Britton, Nathaniel L. (Deceased)
Nathaniel was born on January 15, 1859, in New Dorp on Staten Island, New York. He joined the Torrey Botanical Club in 1877 at the age of 19 and immediately began publishing papers on plants. Columbia College’s School of Mines gave him an engineer of mines degree in 1879. He taught as an assistant in geology and botany and, for five years, was assistant geologist for the Geological Survey of New Jersey. In 1881, Columbia College awarded him a PhD degree with a botanical thesis.
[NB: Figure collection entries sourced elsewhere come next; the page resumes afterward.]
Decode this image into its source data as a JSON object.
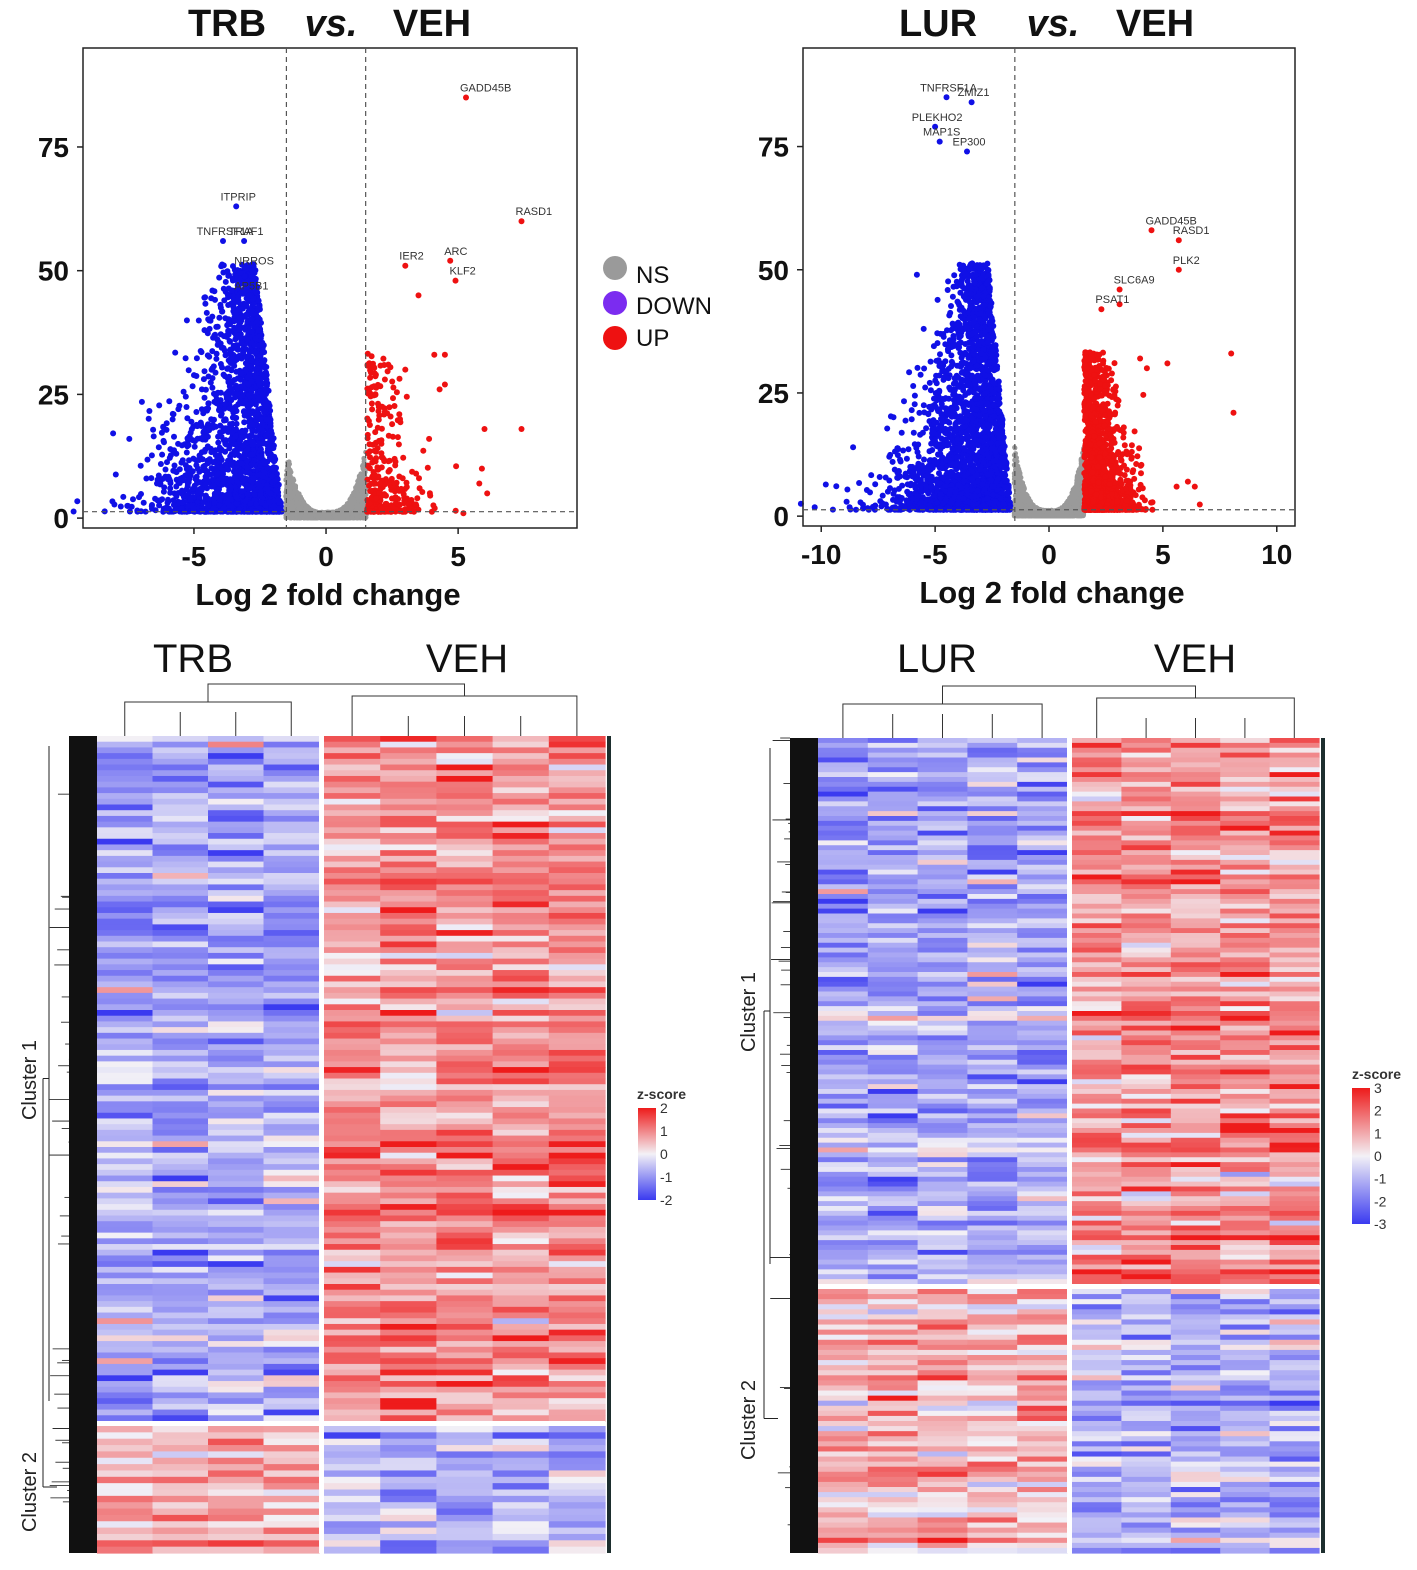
{
  "colors": {
    "ns": "#9a9a9a",
    "down": "#1010e6",
    "up": "#ee1111",
    "heat_low": "#3a3af0",
    "heat_mid": "#f3f1f6",
    "heat_high": "#ee1b1b"
  },
  "chart_data": [
    {
      "type": "scatter",
      "id": "volcano-trb",
      "title": {
        "left": "TRB",
        "mid": "vs.",
        "right": "VEH"
      },
      "xlabel": "Log 2 fold change",
      "ylabel": "",
      "xlim": [
        -9.2,
        9.5
      ],
      "ylim": [
        -2,
        95
      ],
      "xticks": [
        -5,
        0,
        5
      ],
      "yticks": [
        0,
        25,
        50,
        75
      ],
      "thresholds": {
        "fc": 1.5,
        "p": 1.3
      },
      "legend": {
        "position": "right",
        "entries": [
          {
            "key": "ns",
            "label": "NS"
          },
          {
            "key": "down",
            "label": "DOWN"
          },
          {
            "key": "up",
            "label": "UP"
          }
        ]
      },
      "labeled_genes": [
        {
          "gene": "GADD45B",
          "x": 5.3,
          "y": 85,
          "group": "up"
        },
        {
          "gene": "RASD1",
          "x": 7.4,
          "y": 60,
          "group": "up"
        },
        {
          "gene": "ARC",
          "x": 4.7,
          "y": 52,
          "group": "up"
        },
        {
          "gene": "IER2",
          "x": 3.0,
          "y": 51,
          "group": "up"
        },
        {
          "gene": "KLF2",
          "x": 4.9,
          "y": 48,
          "group": "up"
        },
        {
          "gene": "ITPRIP",
          "x": -3.4,
          "y": 63,
          "group": "down"
        },
        {
          "gene": "TNFRSF1A",
          "x": -3.9,
          "y": 56,
          "group": "down"
        },
        {
          "gene": "TRAF1",
          "x": -3.1,
          "y": 56,
          "group": "down"
        },
        {
          "gene": "NRROS",
          "x": -2.8,
          "y": 50,
          "group": "down"
        },
        {
          "gene": "AP5B1",
          "x": -2.9,
          "y": 45,
          "group": "down"
        }
      ],
      "extra_points": {
        "up": [
          [
            3.5,
            45
          ],
          [
            4.1,
            33
          ],
          [
            4.5,
            33
          ],
          [
            3.0,
            30
          ],
          [
            4.5,
            27
          ],
          [
            4.3,
            26
          ],
          [
            3.9,
            16
          ],
          [
            6.0,
            18
          ],
          [
            7.4,
            18
          ],
          [
            2.8,
            20
          ],
          [
            2.5,
            19
          ],
          [
            5.9,
            10
          ],
          [
            5.8,
            7
          ],
          [
            6.1,
            5
          ],
          [
            5.2,
            1
          ]
        ],
        "down": [
          [
            -4.3,
            46
          ],
          [
            -4.6,
            38
          ],
          [
            -4.1,
            35
          ],
          [
            -6.8,
            8
          ],
          [
            -6.4,
            7
          ],
          [
            -5.9,
            6
          ],
          [
            -5.6,
            15
          ],
          [
            -4.7,
            22
          ]
        ]
      }
    },
    {
      "type": "scatter",
      "id": "volcano-lur",
      "title": {
        "left": "LUR",
        "mid": "vs.",
        "right": "VEH"
      },
      "xlabel": "Log 2 fold change",
      "ylabel": "",
      "xlim": [
        -10.8,
        10.8
      ],
      "ylim": [
        -2,
        95
      ],
      "xticks": [
        -10,
        -5,
        0,
        5,
        10
      ],
      "yticks": [
        0,
        25,
        50,
        75
      ],
      "thresholds": {
        "fc": 1.5,
        "p": 1.3
      },
      "labeled_genes": [
        {
          "gene": "TNFRSF1A",
          "x": -4.5,
          "y": 85,
          "group": "down"
        },
        {
          "gene": "ZMIZ1",
          "x": -3.4,
          "y": 84,
          "group": "down"
        },
        {
          "gene": "PLEKHO2",
          "x": -5.0,
          "y": 79,
          "group": "down"
        },
        {
          "gene": "MAP1S",
          "x": -4.8,
          "y": 76,
          "group": "down"
        },
        {
          "gene": "EP300",
          "x": -3.6,
          "y": 74,
          "group": "down"
        },
        {
          "gene": "GADD45B",
          "x": 4.5,
          "y": 58,
          "group": "up"
        },
        {
          "gene": "RASD1",
          "x": 5.7,
          "y": 56,
          "group": "up"
        },
        {
          "gene": "PLK2",
          "x": 5.7,
          "y": 50,
          "group": "up"
        },
        {
          "gene": "SLC6A9",
          "x": 3.1,
          "y": 46,
          "group": "up"
        },
        {
          "gene": "PSAT1",
          "x": 2.3,
          "y": 42,
          "group": "up"
        }
      ],
      "extra_points": {
        "up": [
          [
            8.0,
            33
          ],
          [
            8.1,
            21
          ],
          [
            5.6,
            6
          ],
          [
            6.1,
            7
          ],
          [
            6.4,
            6
          ],
          [
            4.3,
            30
          ],
          [
            5.2,
            31
          ],
          [
            4.0,
            32
          ],
          [
            3.1,
            43
          ]
        ],
        "down": [
          [
            -8.6,
            14
          ],
          [
            -6.3,
            8
          ],
          [
            -6.0,
            10
          ],
          [
            -5.8,
            49
          ],
          [
            -5.5,
            38
          ]
        ]
      }
    },
    {
      "type": "heatmap",
      "id": "heatmap-trb",
      "group_labels": [
        "TRB",
        "VEH"
      ],
      "samples_per_group": [
        4,
        5
      ],
      "clusters": [
        {
          "label": "Cluster 1",
          "rows": 120
        },
        {
          "label": "Cluster 2",
          "rows": 20
        }
      ],
      "legend": {
        "title": "z-score",
        "ticks": [
          "2",
          "1",
          "0",
          "-1",
          "-2"
        ]
      }
    },
    {
      "type": "heatmap",
      "id": "heatmap-lur",
      "group_labels": [
        "LUR",
        "VEH"
      ],
      "samples_per_group": [
        5,
        5
      ],
      "clusters": [
        {
          "label": "Cluster 1",
          "rows": 112
        },
        {
          "label": "Cluster 2",
          "rows": 52
        }
      ],
      "legend": {
        "title": "z-score",
        "ticks": [
          "3",
          "2",
          "1",
          "0",
          "-1",
          "-2",
          "-3"
        ]
      }
    }
  ]
}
He edited the Bulletin of the Torrey Botanical Club from 1888 to 1898. During this time he laid the groundwork for Britton & Brown’s three volume Illustrated Flora of the Northern States and Canada (1896-98) and launched the New York Botanic Garden in 1891. By 1896, he resigned his Columbia professorship, becoming a professor emeritus at the age of 37, and became director-in-chief of the Garden. By 1901, plans were completed for a North American Flora. He was a prime mover in framing the Brittonian Codes that resulted in schism in nomenclature that lasted almost 25 years until 1930 when his basic ideas (like the type method) prevailed. Britton and Rose published their massive Cactaceae (1919-23). That work and his work on the Flora of Porto Rico were extremely influential. He retired in 1929 at the age of 71. He died on June 25, 1934, at the age of 75 in New York City. Nathaniel was elected to the Washington Biologists’ Field Club in 1904 and was an honorary member from 1905 until his death.